The launch of the Egypt Impact Lab reflects the critical importance of poverty reduction in Egypt, where almost a third of the population lives below the poverty line. The lab’s research and policy work will revolve around key government priorities, including poverty reduction in rural Egypt, improving the effectiveness of social protection programs, promoting microenterprise development and improved access to economic opportunities and family planning to empower women.

“We believe that promoting the use of evidence-based policies is our way forward to augment and complement these efforts, ultimately translating our broad aspirations into tangible results for Egyptians, said Hala El Said, Egyptian Minister of Health. planning and economic development. “In this regard, the Egypt Impact Lab plays a critical role in addressing government development priorities and enhancing the impact of national initiatives.

The lab will work with key Egyptian government partners, including the Ministry of Social Solidarity; the Micro, Small and Medium Enterprises Development Agency; the National Council of Women; and the National Institute for Governance and Sustainable Development. Through these partnerships, the lab will enhance the impact of key national programs and initiatives, including Hayah Karima, an initiative to improve the quality of life of rural Egyptians, and the National Family Development Program, which focuses on empowerment. women and families.

Through this work, the Egypt Impact Lab is designed to help create a culture of evidence-based decision-making across government by building the capacity of partners to use evidence in design and implementation. program execution.

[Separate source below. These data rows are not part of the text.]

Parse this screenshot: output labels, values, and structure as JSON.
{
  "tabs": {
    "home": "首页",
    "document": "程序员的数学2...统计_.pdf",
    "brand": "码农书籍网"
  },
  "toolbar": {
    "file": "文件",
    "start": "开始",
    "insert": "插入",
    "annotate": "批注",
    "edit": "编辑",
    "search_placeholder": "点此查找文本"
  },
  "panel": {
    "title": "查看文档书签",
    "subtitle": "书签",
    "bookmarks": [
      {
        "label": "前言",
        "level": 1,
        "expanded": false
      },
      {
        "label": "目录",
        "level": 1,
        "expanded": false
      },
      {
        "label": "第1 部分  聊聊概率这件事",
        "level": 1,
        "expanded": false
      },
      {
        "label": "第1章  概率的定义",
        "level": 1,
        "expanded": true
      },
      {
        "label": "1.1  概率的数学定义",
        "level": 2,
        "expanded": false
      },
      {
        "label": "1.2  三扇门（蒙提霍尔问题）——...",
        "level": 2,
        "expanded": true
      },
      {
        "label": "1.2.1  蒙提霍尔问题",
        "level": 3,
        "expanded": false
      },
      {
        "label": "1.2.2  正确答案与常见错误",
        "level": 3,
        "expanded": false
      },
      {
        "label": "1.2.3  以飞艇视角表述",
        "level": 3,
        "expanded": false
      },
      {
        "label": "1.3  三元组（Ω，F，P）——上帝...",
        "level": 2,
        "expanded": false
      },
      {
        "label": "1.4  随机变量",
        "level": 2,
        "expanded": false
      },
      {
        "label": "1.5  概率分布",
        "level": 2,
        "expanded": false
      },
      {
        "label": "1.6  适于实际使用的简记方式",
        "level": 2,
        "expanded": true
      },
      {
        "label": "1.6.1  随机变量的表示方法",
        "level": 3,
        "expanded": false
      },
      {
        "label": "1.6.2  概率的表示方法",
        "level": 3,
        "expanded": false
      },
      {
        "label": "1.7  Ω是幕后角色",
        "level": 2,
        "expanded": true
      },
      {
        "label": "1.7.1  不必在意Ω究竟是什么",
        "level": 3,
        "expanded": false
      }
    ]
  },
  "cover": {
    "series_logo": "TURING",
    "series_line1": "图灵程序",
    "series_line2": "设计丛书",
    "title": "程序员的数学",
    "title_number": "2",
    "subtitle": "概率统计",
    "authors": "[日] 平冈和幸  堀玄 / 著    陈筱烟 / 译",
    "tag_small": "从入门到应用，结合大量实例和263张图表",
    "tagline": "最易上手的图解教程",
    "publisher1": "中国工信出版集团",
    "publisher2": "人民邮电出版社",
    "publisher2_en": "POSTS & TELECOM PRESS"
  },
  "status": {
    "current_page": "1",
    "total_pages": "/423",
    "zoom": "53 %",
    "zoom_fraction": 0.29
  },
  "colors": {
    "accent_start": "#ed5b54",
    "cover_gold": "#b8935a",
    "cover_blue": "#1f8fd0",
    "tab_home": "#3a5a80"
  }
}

“The Egyptian government is embarking on many major poverty reduction and human development initiatives,” noted Alison Fahey, Executive Director of J-PAL MENA. “J-PAL MENA at AUC is delighted to partner with the Ministry of Planning and Economic Development and other government partners at this important time to bring an evidence-based and innovation-driven approach to this work.”

The Egypt Impact Lab was made possible through the support of its founding partners, Community Jameel and the Sawiris Foundation for Social Development, with additional support from UNICEF Egypt.

“Supporting evidence-based policymaking is a priority for Community Jameel, and we are honored to join J-PAL MENA and a consortium of strategic partners, within government and beyond, to launch this Egypt Impact Lab “, said George Richards, Director of Community Jameel. “From the Jameel Management Center on the AUC’s Downtown Campus (now the Greek Campus), to the Jameel House of Traditional Arts in Fustat, to COP27 [the 2022 United Nations Climate Change Conference] in Sharm el-Sheikh later this year, Community Jameel is proud to work with Egyptian institutions, researchers and creative communities to strengthen science and traditional knowledge systems in a common effort to address global challenges.

Iqbal Dhaliwal, Global Executive Director of J-PAL, spoke about the importance of partnerships to add value to government-led policies and programs. “We are grateful to Community Jameel, whose generous donation made it possible to create JPAL MENA; The American University in Cairo, which has been a great host for our regional office; and our government partners, whose innovation and commitment to evidence-based policymaking is the foundation of our work together,” said Dhaliwal. “This new lab demonstrates the potential of rigorous anti-poverty research to not only support decision-making at the highest levels, but also to help transform the lives of those who need it most.

The Egypt Impact Lab launch event (a recording of which can be viewed via the J-PAL website), included remarks from Hala El Said, Minister of Planning and Economic Development; Nivine El-Kabbag, Minister of Social Solidarity; Ahmad Dallal, president of the American University in Cairo; and J-PAL co-founder and MIT professor Abhijit Banerjee.